The theme of the second Ocular Therapeutics Evening (OTE) was anterior segment. Dr Sue Ormonde, the first of four guest speakers, opened by discussing the management of different forms of infective keratitis, emphasising that we should not use topical steroids until we know what we are treating. She recommended the use of conjunctival swabs before treating keratitis with a broad-spectrum antibiotic, explaining that although a conjunctival swab is not as sensitive as a corneal scrape, it’s less invasive, easy to perform and relatively inexpensive. It also helps avoid antibiotic resistance developing, which is already an issue for some countries, though New Zealand is faring well in this regard.
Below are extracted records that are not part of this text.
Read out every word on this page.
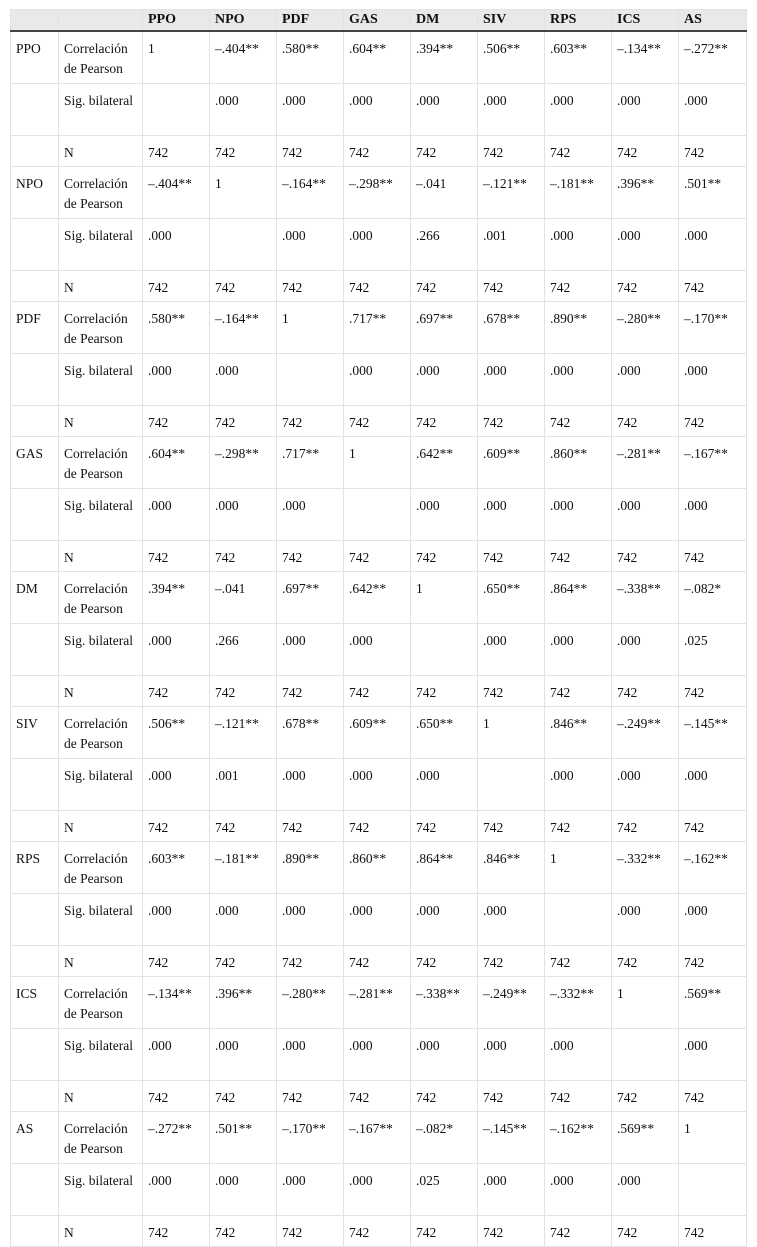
		PPO	NPO	PDF	GAS	DM	SIV	RPS	ICS	AS
PPO	Correlación de Pearson	1	–.404**	.580**	.604**	.394**	.506**	.603**	–.134**	–.272**
	Sig. bilateral		.000	.000	.000	.000	.000	.000	.000	.000
	N	742	742	742	742	742	742	742	742	742
NPO	Correlación de Pearson	–.404**	1	–.164**	–.298**	–.041	–.121**	–.181**	.396**	.501**
	Sig. bilateral	.000		.000	.000	.266	.001	.000	.000	.000
	N	742	742	742	742	742	742	742	742	742
PDF	Correlación de Pearson	.580**	–.164**	1	.717**	.697**	.678**	.890**	–.280**	–.170**
	Sig. bilateral	.000	.000		.000	.000	.000	.000	.000	.000
	N	742	742	742	742	742	742	742	742	742
GAS	Correlación de Pearson	.604**	–.298**	.717**	1	.642**	.609**	.860**	–.281**	–.167**
	Sig. bilateral	.000	.000	.000		.000	.000	.000	.000	.000
	N	742	742	742	742	742	742	742	742	742
DM	Correlación de Pearson	.394**	–.041	.697**	.642**	1	.650**	.864**	–.338**	–.082*
	Sig. bilateral	.000	.266	.000	.000		.000	.000	.000	.025
	N	742	742	742	742	742	742	742	742	742
SIV	Correlación de Pearson	.506**	–.121**	.678**	.609**	.650**	1	.846**	–.249**	–.145**
	Sig. bilateral	.000	.001	.000	.000	.000		.000	.000	.000
	N	742	742	742	742	742	742	742	742	742
RPS	Correlación de Pearson	.603**	–.181**	.890**	.860**	.864**	.846**	1	–.332**	–.162**
	Sig. bilateral	.000	.000	.000	.000	.000	.000		.000	.000
	N	742	742	742	742	742	742	742	742	742
ICS	Correlación de Pearson	–.134**	.396**	–.280**	–.281**	–.338**	–.249**	–.332**	1	.569**
	Sig. bilateral	.000	.000	.000	.000	.000	.000	.000		.000
	N	742	742	742	742	742	742	742	742	742
AS	Correlación de Pearson	–.272**	.501**	–.170**	–.167**	–.082*	–.145**	–.162**	.569**	1
	Sig. bilateral	.000	.000	.000	.000	.025	.000	.000	.000	
	N	742	742	742	742	742	742	742	742	742
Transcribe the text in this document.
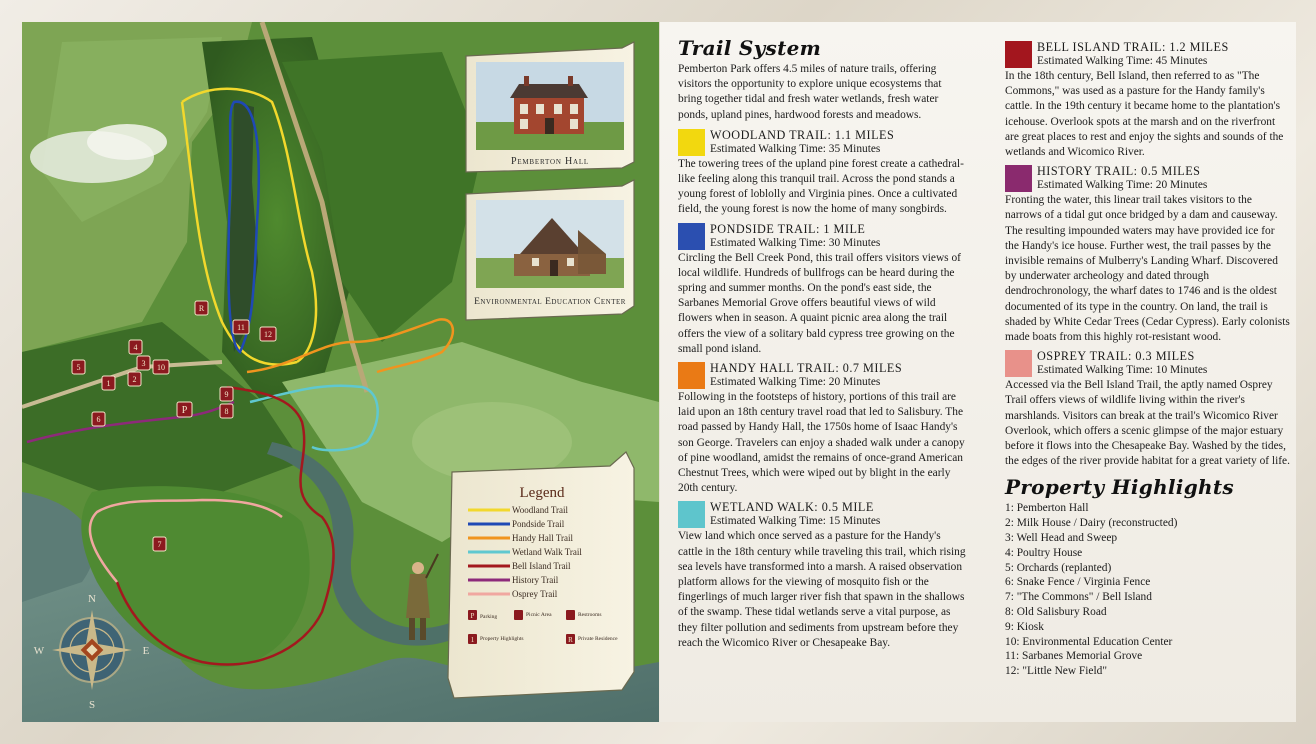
1	2
3
4
5
6
7
8
9
10
11
12
P
R
Pemberton Hall
Environmental Education Center
Legend
Woodland Trail
Pondside Trail
Handy Hall Trail
Wetland Walk Trail
Bell Island Trail
History Trail
Osprey Trail
P Parking	Picnic Area	Restrooms
1 Property Highlights	R Private Residence
N
S
E
W
Trail System
Pemberton Park offers 4.5 miles of nature trails, offering visitors the opportunity to explore unique ecosystems that bring together tidal and fresh water wetlands, fresh water ponds, upland pines, hardwood forests and meadows.
WOODLAND TRAIL: 1.1 MILES
Estimated Walking Time: 35 Minutes
The towering trees of the upland pine forest create a cathedral-like feeling along this tranquil trail. Across the pond stands a young forest of loblolly and Virginia pines. Once a cultivated field, the young forest is now the home of many songbirds.
PONDSIDE TRAIL: 1 MILE
Estimated Walking Time: 30 Minutes
Circling the Bell Creek Pond, this trail offers visitors views of local wildlife. Hundreds of bullfrogs can be heard during the spring and summer months. On the pond's east side, the Sarbanes Memorial Grove offers beautiful views of wild flowers when in season. A quaint picnic area along the trail offers the view of a solitary bald cypress tree growing on the small pond island.
HANDY HALL TRAIL: 0.7 MILES
Estimated Walking Time: 20 Minutes
Following in the footsteps of history, portions of this trail are laid upon an 18th century travel road that led to Salisbury. The road passed by Handy Hall, the 1750s home of Isaac Handy's son George. Travelers can enjoy a shaded walk under a canopy of pine woodland, amidst the remains of once-grand American Chestnut Trees, which were wiped out by blight in the early 20th century.
WETLAND WALK: 0.5 MILE
Estimated Walking Time: 15 Minutes
View land which once served as a pasture for the Handy's cattle in the 18th century while traveling this trail, which rising sea levels have transformed into a marsh. A raised observation platform allows for the viewing of mosquito fish or the fingerlings of much larger river fish that spawn in the shallows of the swamp. These tidal wetlands serve a vital purpose, as they filter pollution and sediments from upstream before they reach the Wicomico River or Chesapeake Bay.
BELL ISLAND TRAIL: 1.2 MILES
Estimated Walking Time: 45 Minutes
In the 18th century, Bell Island, then referred to as "The Commons," was used as a pasture for the Handy family's cattle. In the 19th century it became home to the plantation's icehouse. Overlook spots at the marsh and on the riverfront are great places to rest and enjoy the sights and sounds of the wetlands and Wicomico River.
HISTORY TRAIL: 0.5 MILES
Estimated Walking Time: 20 Minutes
Fronting the water, this linear trail takes visitors to the narrows of a tidal gut once bridged by a dam and causeway. The resulting impounded waters may have provided ice for the Handy's ice house. Further west, the trail passes by the invisible remains of Mulberry's Landing Wharf. Discovered by underwater archeology and dated through dendrochronology, the wharf dates to 1746 and is the oldest documented of its type in the country. On land, the trail is shaded by White Cedar Trees (Cedar Cypress). Early colonists made boats from this highly rot-resistant wood.
OSPREY TRAIL: 0.3 MILES
Estimated Walking Time: 10 Minutes
Accessed via the Bell Island Trail, the aptly named Osprey Trail offers views of wildlife living within the river's marshlands. Visitors can break at the trail's Wicomico River Overlook, which offers a scenic glimpse of the major estuary before it flows into the Chesapeake Bay. Washed by the tides, the edges of the river provide habitat for a great variety of life.
Property Highlights
1: Pemberton Hall
2: Milk House / Dairy (reconstructed)
3: Well Head and Sweep
4: Poultry House
5: Orchards (replanted)
6: Snake Fence / Virginia Fence
7: "The Commons" / Bell Island
8: Old Salisbury Road
9: Kiosk
10: Environmental Education Center
11: Sarbanes Memorial Grove
12: "Little New Field"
Changing trends in corneal transplants
Professor Charles McGhee discussed the transitions in corneal transplantation in New Zealand over the last two decades. The most significant change was the large reduction in the number of corneal transplants for keratoconus, the primary indication for transplantation in the last 30 years, largely due to the increased use of corneal collagen crosslinking. As a result, in 2019, re-graft became the most common indication for corneal transplantation. The second trend observed was that penetrating keratoplasty (PK) and lamellar techniques are almost equally employed – similar to trends in the United States, South Korea, Canada and Germany – but PK remained the most common technique in New Zealand, likely due to the high prevalence of keratoconus. In addition, transplantation due to bullous keratopathy has decreased, as cataract surgeries with improved phacoemulsification technology have become more common.
Steroid-induced IOP
Dr David Pendergrast covered the pathophysiology of mast-cell-mediated perennial and seasonal allergic conjunctivitis, as well as the more severe, difficult to manage, T-cell-mediated vernal and atopic keratoconjunctivitis. He reinforced prescribing topical steroids with care, due to the risk of patients developing elevated intraocular pressure (IOP), lens opacity, infection, corneal melt and perforation, as well as delayed epithelial healing. Patients who are very young or those with glaucoma, myopia or diabetes have the highest risk of developing steroid-induced IOP elevation. If patients require long-term steroid treatment or develop steroid-induced complications, Dr Pendergrast advised considering topical cyclosporine or tacrolimus. However, these are not commercially available in New Zealand, so require special authority and manufacture at a formulating pharmacy.